Quantitative solid-phase Edman degradation for evaluation of extended solid-phase peptide synthesis.

Quantitative solid-phase Edman degradation was used for the amino acid sequence analysis of synthetic peptidyl-resins prepared by the Merrifield solid-phase procedure. A model peptide, Ala-[3H]Pro-Ala-Gly-Phe-Ala-Gly-, was synthesized on a solid support and was sequenced to measure the efficiency of the solid-phase sequencing protocol used. An average of 92% of the first four residues was removed from the peptidyl-resin as indicated by subtractive amino acid analysis. Quantitation of the radioactive proline residue at cycle 2 revealed that it was efficiently recovered both from the acid conversion procedure (99%) and also following high-pressure liquid chromatography of the phenylthiohydantoin (Pth) amino acid (88%). In order to facilitate identification and quantification of the side chain protected Pth amino acids, we prepared these derivatives and characterized them by high-pressure liquid chromatography.
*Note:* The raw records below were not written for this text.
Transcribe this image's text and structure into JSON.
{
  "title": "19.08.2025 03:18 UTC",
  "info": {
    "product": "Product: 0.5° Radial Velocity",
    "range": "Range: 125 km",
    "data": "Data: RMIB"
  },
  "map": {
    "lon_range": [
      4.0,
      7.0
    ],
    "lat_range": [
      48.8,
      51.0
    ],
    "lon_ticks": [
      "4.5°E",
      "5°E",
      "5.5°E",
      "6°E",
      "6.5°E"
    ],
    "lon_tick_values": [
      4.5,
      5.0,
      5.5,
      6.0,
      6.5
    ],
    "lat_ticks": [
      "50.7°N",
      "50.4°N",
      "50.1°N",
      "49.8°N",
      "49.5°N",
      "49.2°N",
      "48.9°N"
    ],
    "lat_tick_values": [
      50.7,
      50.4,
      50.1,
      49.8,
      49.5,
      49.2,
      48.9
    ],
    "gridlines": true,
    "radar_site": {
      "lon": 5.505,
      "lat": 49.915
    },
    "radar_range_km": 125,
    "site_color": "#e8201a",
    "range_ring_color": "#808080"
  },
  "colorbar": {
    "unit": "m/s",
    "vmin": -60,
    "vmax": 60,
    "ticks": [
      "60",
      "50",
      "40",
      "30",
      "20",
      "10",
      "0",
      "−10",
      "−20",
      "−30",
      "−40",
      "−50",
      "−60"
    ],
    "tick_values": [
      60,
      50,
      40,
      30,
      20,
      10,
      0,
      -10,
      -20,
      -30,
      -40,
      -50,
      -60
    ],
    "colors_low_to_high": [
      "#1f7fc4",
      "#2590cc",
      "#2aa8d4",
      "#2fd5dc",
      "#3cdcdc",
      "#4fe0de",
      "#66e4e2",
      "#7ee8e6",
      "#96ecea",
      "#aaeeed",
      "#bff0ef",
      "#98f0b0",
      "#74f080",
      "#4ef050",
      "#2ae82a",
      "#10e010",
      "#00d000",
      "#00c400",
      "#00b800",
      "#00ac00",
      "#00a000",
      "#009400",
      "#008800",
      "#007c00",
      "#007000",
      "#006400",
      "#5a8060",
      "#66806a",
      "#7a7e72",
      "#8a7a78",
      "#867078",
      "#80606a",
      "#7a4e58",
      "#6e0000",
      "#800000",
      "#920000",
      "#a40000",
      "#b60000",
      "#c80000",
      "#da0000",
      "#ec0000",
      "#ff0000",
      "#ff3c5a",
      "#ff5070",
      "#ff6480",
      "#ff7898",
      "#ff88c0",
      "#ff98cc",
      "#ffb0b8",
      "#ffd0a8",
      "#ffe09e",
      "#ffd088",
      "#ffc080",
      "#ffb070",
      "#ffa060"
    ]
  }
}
Thereafter, by the use of solid-phase Edman degradation as an analytical procedure, the synthesis of residues 2-118 of the heavy-chain variable region (VH) of a homogeneous rabbit antibody was undertaken. At 10-15-residue intervals during the solid-phase synthesis, samples of peptidyl-resin were removed from the synthesis vessel and sequenced. When gross synthetic errors caused by deletion of amino acids residues were detected, the solid-phase synthesis was terminated and restarted by using modified protocols. A 117-residue peptidyl-resin was prepared finally which possessed the desired amino acid sequence as indicated by a series of solid-phase Edman degradation experiments. In the final degradation experiment on the 117-residue peptidyl-resin, a 92% efficiency for the automatic Edman reaction was measured ([3H]Leu, penultimate amino-terminal residue). We have found two advantages for the concurrent use of solid-phase Edman degradation during an extended solid-phase synthesis: (1) on the basis of the level of error due to incomplete incorporation of amino acids, the solid-phase assembly could be terminated in favor of restarting the synthesis, hence avoiding further work on a defective product and (2) direct verification of incorporation of amino acids, which during acid hydrolysis are destroyed (Cys, Trp) or are deamidated (Asn, Gln), is possible by high-pressure liquid chromatography of the corresponding Pth derivatives.